Poland drafts systemic cancer programme

Wojciech Olkuśnik/PAP

The government is preparing legislation that will set up a new system for the treatment of cancer patients, the health minister has said.

Speaking at an oncology centre in Kielce, south-eastern Poland, Adam Niedzielski said the bill on cancer treatment should be ready by the end of March, and the new system should be operational from 2022.

Thursday's conference, also attended by Prime Minister Mateusz Morawiecki, was organised on World Cancer Day.

"We have made a decision to transform a pilot programme into a systemic solution," Niedzielski said, pledging that a relevant bill would be ready "by the end of March."

Poland is currently running its National Oncology Network programme as a pilot scheme.

Niedzielski said that a 2022 introduction date was needed in order to give centres joining the new network time “to prepare becoming operational and to meet quality standards."

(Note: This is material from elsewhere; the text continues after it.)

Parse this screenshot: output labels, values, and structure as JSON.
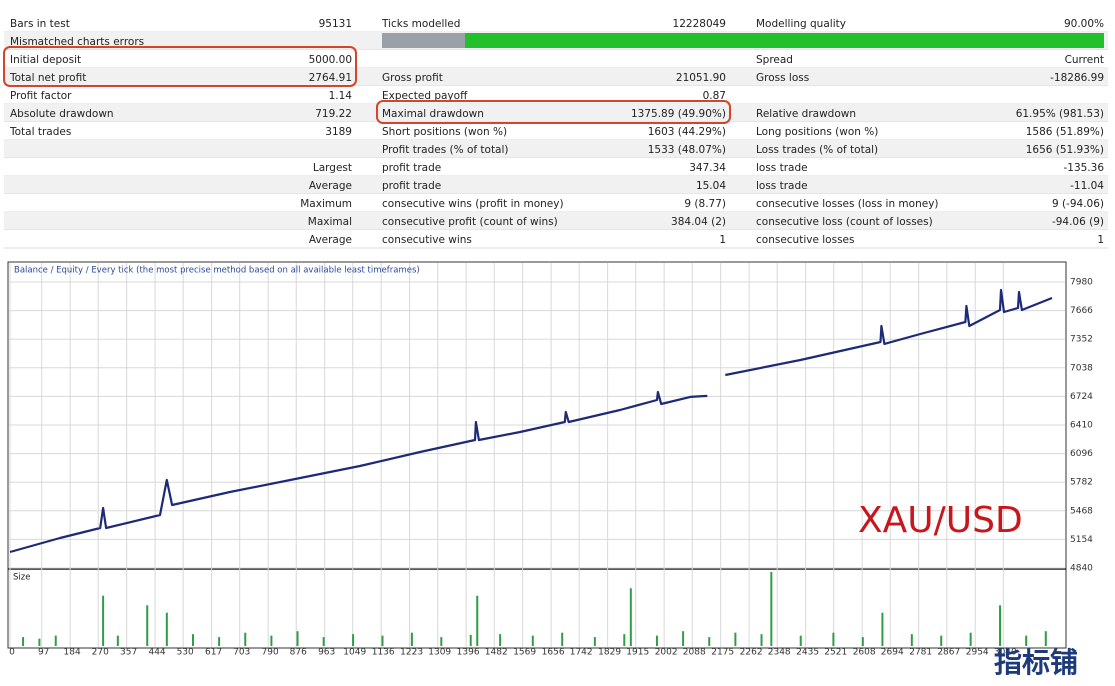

Every patient diagnosed with cancer will be offered consultation not only from one centre, but also from a reference centre, according to Niedzielski.

"We have decided to assign a treatment coordinator to every patient," Niedzielski said, explaining that the coordinator will guide the patient thorough the entire treatment process and a single coordinator will supervise up to 40 patients.

The health minister also announced the establishment of a dedicated helpline that will guide patients, assist in making appointments and provide contact with their coordinator.

Prime Minister Morawiecki said cancer kills more than 100,000 Poles every year and added that "the National Oncology Network will significantly improve the quality of cancer treatment on all levels."

He added his government had nearly doubled spending on oncology over the past five to six years.